Money market funds are useful for short-term goals, such as saving for a vacation, a wedding, or a down payment for a house. In these cases, it may be more important that your savings hold their value over the shorter time period. (2) Maintaining an emergency reserve.

Do you pay taxes on money market accounts? ›

The earnings from money market funds can come from interest income or capital gains, so they're taxed the same way as other investment income.

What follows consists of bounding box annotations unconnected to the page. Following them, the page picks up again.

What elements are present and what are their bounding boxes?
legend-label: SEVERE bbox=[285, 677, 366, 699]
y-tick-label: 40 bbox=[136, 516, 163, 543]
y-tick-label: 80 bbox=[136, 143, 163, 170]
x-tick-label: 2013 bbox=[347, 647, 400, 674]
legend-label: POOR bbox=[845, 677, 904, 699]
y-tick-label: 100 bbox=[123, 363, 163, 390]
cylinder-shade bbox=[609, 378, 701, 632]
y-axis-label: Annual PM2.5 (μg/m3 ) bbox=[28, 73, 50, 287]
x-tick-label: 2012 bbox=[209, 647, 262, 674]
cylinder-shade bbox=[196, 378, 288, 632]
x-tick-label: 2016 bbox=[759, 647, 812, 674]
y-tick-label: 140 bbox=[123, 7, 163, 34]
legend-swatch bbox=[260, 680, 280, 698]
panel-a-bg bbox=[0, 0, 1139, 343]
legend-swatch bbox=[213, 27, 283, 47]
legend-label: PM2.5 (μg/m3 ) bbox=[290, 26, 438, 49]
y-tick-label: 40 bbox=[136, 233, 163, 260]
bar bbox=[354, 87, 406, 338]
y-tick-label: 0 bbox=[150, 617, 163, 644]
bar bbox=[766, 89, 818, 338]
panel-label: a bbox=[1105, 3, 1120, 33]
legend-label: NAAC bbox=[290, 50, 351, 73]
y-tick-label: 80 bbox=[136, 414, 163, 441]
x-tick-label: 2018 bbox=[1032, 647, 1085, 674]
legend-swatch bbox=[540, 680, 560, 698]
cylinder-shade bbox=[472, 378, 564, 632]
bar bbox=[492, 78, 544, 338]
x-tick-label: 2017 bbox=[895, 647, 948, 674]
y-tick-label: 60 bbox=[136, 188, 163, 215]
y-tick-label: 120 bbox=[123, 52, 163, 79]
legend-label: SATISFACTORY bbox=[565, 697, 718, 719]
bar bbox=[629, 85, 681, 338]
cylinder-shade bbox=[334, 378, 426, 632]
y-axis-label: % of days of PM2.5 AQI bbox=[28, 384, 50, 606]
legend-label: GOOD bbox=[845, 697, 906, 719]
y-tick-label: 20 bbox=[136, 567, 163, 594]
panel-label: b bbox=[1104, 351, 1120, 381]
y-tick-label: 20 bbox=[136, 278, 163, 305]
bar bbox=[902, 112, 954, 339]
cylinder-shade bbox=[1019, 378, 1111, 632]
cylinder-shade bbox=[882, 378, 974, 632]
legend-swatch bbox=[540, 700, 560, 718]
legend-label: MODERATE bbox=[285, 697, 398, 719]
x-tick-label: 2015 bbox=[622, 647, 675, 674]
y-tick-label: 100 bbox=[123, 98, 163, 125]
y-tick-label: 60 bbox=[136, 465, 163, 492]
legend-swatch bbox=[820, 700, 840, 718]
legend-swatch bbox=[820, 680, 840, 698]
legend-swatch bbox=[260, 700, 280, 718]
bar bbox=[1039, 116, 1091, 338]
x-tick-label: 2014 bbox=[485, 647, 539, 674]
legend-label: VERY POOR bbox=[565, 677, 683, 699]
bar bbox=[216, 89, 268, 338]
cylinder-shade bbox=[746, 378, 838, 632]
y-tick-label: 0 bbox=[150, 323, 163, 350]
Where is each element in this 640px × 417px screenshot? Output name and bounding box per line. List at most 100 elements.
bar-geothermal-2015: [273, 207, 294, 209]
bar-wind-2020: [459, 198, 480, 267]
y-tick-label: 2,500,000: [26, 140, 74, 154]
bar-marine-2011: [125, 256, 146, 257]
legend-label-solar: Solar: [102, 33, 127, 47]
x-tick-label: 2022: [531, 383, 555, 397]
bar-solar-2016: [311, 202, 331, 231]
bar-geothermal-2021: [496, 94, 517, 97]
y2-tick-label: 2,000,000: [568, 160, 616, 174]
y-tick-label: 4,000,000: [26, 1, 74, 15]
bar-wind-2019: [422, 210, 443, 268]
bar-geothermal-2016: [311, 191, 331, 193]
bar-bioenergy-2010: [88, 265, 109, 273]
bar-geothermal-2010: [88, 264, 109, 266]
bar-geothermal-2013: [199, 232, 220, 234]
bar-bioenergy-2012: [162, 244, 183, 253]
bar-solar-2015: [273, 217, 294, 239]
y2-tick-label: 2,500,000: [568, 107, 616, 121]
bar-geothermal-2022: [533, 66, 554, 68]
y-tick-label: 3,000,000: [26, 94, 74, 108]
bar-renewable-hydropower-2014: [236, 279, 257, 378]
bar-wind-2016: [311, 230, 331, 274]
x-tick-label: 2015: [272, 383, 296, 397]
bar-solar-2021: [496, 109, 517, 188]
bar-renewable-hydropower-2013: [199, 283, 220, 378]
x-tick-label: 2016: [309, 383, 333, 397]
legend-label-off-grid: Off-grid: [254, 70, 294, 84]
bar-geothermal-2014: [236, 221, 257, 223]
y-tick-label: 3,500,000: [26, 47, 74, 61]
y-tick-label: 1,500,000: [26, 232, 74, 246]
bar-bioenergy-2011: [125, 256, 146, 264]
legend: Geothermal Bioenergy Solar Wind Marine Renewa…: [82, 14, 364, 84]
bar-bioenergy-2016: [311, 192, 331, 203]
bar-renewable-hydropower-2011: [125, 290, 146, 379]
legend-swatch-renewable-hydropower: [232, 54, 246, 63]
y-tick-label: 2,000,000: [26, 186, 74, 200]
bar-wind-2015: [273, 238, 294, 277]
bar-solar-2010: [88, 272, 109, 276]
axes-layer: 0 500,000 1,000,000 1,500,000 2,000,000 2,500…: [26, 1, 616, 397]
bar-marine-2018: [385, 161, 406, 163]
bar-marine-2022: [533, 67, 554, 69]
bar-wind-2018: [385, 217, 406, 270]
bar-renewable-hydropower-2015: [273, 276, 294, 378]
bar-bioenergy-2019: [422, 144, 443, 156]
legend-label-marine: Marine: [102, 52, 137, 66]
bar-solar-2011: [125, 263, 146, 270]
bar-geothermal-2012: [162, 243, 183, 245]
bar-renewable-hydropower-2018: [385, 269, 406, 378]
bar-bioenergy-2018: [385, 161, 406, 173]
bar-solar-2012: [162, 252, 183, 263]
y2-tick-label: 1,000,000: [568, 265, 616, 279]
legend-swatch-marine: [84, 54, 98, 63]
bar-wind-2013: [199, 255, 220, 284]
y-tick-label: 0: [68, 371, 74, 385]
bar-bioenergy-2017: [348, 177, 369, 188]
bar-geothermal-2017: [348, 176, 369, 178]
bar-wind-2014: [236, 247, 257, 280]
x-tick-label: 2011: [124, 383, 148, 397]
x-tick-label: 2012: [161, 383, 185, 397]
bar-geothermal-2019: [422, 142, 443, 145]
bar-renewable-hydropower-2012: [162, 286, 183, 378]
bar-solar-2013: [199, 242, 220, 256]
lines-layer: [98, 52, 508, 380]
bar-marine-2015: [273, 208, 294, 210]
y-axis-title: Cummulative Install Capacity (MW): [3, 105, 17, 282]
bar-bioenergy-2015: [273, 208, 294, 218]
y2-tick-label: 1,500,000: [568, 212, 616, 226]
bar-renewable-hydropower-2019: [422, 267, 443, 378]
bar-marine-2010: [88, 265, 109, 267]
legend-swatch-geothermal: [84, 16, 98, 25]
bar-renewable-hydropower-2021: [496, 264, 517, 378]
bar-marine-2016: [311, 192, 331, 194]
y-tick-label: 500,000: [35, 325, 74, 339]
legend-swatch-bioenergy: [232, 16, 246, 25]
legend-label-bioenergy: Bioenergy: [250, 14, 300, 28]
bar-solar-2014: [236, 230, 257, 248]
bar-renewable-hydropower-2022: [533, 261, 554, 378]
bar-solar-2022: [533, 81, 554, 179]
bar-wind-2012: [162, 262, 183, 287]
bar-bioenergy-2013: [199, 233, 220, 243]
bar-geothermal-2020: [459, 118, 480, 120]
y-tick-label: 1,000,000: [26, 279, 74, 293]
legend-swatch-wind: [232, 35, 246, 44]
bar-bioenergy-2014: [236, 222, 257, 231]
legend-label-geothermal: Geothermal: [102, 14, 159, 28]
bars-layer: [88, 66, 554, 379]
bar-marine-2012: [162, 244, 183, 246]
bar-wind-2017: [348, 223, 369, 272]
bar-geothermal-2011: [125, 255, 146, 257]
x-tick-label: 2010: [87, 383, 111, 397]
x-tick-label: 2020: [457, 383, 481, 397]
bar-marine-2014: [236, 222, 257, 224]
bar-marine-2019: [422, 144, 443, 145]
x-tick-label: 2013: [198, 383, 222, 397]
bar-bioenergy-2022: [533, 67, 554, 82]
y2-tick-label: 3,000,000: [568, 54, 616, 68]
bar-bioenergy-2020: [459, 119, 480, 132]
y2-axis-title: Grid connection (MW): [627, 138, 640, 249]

Is it better to put money in a CD or money market? ›

Money market accounts provide access to funds and offer interest rates similar to regular savings accounts. CDs earn more interest over time but have restricted access to funds until maturity. Money market accounts are a better option when you need to withdraw cash.

What's the catch with a money market account? ›

Key takeaways

They may come with the ability to pay bills, write checks and make debit card purchases. Disadvantages of money market accounts may include hefty minimum balance requirements and monthly fees — and you might be able to find better yields with other deposit accounts.

What is a drawback of putting money in a money market account? ›

Your Financial Institution May Limit Convenient Withdrawals

One of the biggest disadvantages of a money market account is that some financial institutions may put a cap on how many convenient withdrawals you can make each month.

What happens to money market accounts if bank fails? ›

If a money market account is with an FDIC-insured bank, or NCUA-insured credit union, your deposits are protected as long as your balance is within the imposed limits and guidelines of the government agencies. This means you won't lose your money if the financial institution were to fail.

What is a drawback of money market funds? ›

They may come with the ability to pay bills, write checks and make debit card purchases. Disadvantages of money market accounts may include hefty minimum balance requirements and monthly fees — and you might be able to find better yields with other deposit accounts.

Where can I get 7% interest on my money? ›

Why Trust Us? As of June 2024, no banks are offering 7% interest rates on savings accounts. Two credit unions have high-interest checking accounts: Landmark Credit Union Premium Checking with 7.50% APY and OnPath Credit Union High Yield Checking with 7.00% APY.